N’oublions pas que la compétitivité se mesure sur les marchés internationaux. Celui qui ne maîtrise pas ses charges et contraintes perd de la compétitivité. Chaque norme supérieure à celle de notre concurrent nous pénalise.

Je m’interroge ainsi sur nos normes relatives aux 35 heures ou à l’âge de départ à la retraite. Un maire allemand ami me disait vendredi soir, dans le cadre d’un jumelage : « Vous les Français, tant que vous n’aurez pas réglé votre problème des 35 heures et de la retraite, vous ne serez pas compétitif. » À chacun sa lecture !

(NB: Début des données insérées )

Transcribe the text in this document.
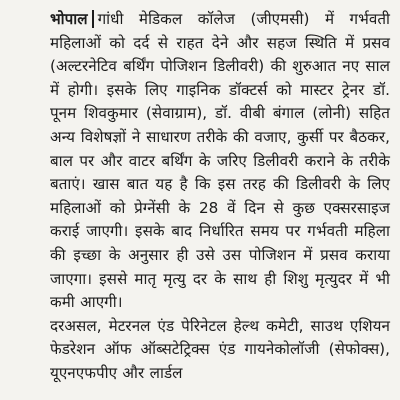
भोपाल गांधी मेडिकल कॉलेज (जीएमसी) में गर्भवती महिलाओं को दर्द से राहत देने और सहज स्थिति में प्रसव (अल्टरनेटिव बर्थिंग पोजिशन डिलीवरी) की शुरुआत नए साल में होगी। इसके लिए गाइनिक डॉक्टर्स को मास्टर ट्रेनर डॉ. पूनम शिवकुमार (सेवाग्राम), डॉ. वीबी बंगाल (लोनी) सहित अन्य विशेषज्ञों ने साधारण तरीके की वजाए, कुर्सी पर बैठकर, बाल पर और वाटर बर्थिंग के जरिए डिलीवरी कराने के तरीके बताएं। खास बात यह है कि इस तरह की डिलीवरी के लिए महिलाओं को प्रेग्नेंसी के 28 वें दिन से कुछ एक्सरसाइज कराई जाएगी। इसके बाद निर्धारित समय पर गर्भवती महिला की इच्छा के अनुसार ही उसे उस पोजिशन में प्रसव कराया जाएगा। इससे मातृ मृत्यु दर के साथ ही शिशु मृत्युदर में भी कमी आएगी।

दरअसल, मेटरनल एंड पेरिनेटल हेल्थ कमेटी, साउथ एशियन फेडरेशन ऑफ ऑब्सटेट्रिक्स एंड गायनेकोलॉजी (सेफोक्स), यूएनएफपीए और लार्डल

Permettez-moi de citer un autre exemple, celui des études de médecine en France, qui faisaient l’objet d’un reportage diffusé hier à la télévision et qu’un certain nombre d’entre vous ont dû voir.

Sur les 50 000 étudiants qui sont en première année de médecine, 90 % vont échouer, non parce qu’ils sont mauvais, mais parce que nos normes ne sont pas adaptées. Ainsi, on décourage la jeunesse, et des milliers d’étudiants brillants partent en Belgique ou en Roumanie faire leurs études, puis reviennent en France exercer. Quel gâchis !

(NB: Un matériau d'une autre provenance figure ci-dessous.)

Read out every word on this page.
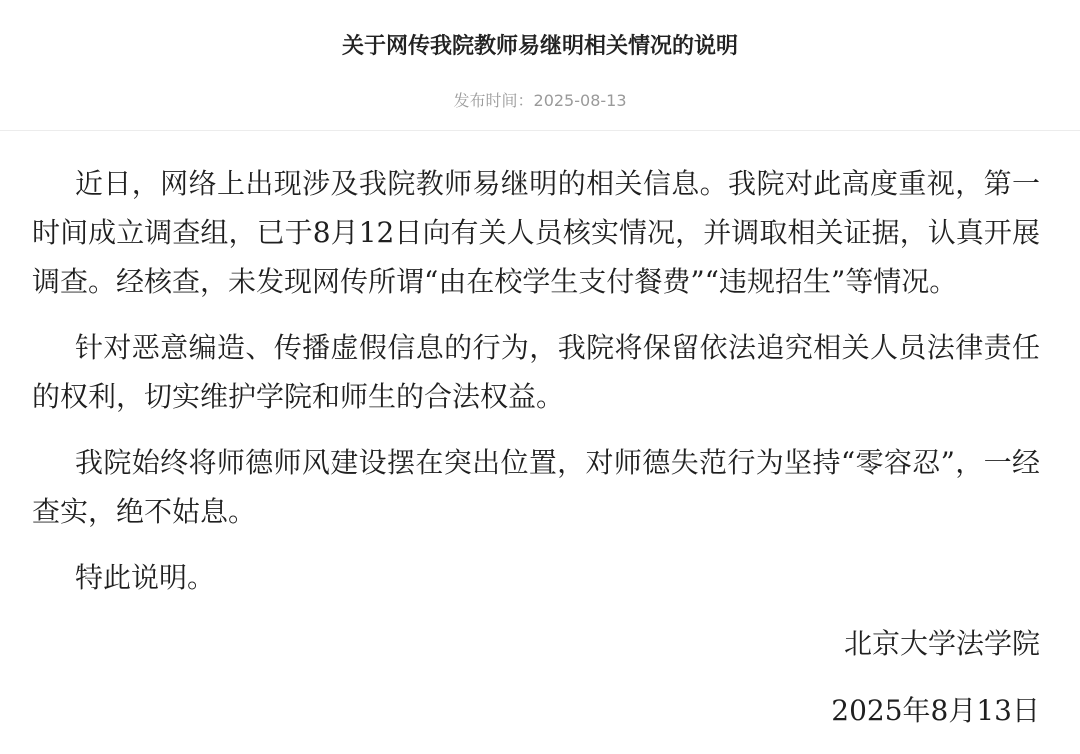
关于网传我院教师易继明相关情况的说明
发布时间：2025-08-13

近日，网络上出现涉及我院教师易继明的相关信息。我院对此高度重视，第一时间成立调查组，已于8月12日向有关人员核实情况，并调取相关证据，认真开展调查。经核查，未发现网传所谓“由在校学生支付餐费”“违规招生”等情况。

针对恶意编造、传播虚假信息的行为，我院将保留依法追究相关人员法律责任的权利，切实维护学院和师生的合法权益。

我院始终将师德师风建设摆在突出位置，对师德失范行为坚持“零容忍”，一经查实，绝不姑息。

特此说明。

北京大学法学院

2025年8月13日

Souhaitons que le texte que nous allons voter soit un début et permette une véritable prise de conscience de certaines absurdités en matière de normes pour nos collectivités et, bien au-delà, pour notre pays.

J’ai pensé aux propos tenus par Jacqueline Gourault sur l’équilibre nutritionnel, ce que notre ancien collègue Alain Lambert appelait « l’arrêté saucisse ». Je vous en parle car, lorsque j’ai présenté mon texte devant le Conseil d’État, nous avons passé beaucoup de temps sur ce fameux problème nutritionnel dans les cantines, auxquels les conseillers accordent manifestement une grande importance. Vous voyez que nous continuons à en parler…

Le groupe UMP et moi-même savons que vous souhaitez que le texte soit adopté sans modification. Nous avons cependant voulu, sur l’initiative de Jean-Pierre Vial et Philippe Bas, présenter un amendement autorisant l’expérimentation de l’évolution du cadre normatif pour un projet innovant adapté. Cela peut correspondre à la possibilité offerte au conseil national de « proposer des adaptations afin de ne pas entraîner des conséquences matérielles, techniques ou financières disproportionnées », que j’évoquais précédemment.

Nous verrons bien dans la suite du débat quelle sera votre réponse sur ce point. Je souhaite que la discussion puisse avoir lieu et que vous fassiez preuve d’ouverture. Notre vote dépendra de la qualité de nos échanges.

Vous avez rappelé que, le 19 septembre, l’Assemblée nationale avait émis un vote unanime sur notre texte amendé. Il nous est demandé de voter de façon unanime, sans amendements.

En fonction de votre réponse sur notre amendement n° 1, madame la ministre, nous saurons si vous nous suivez.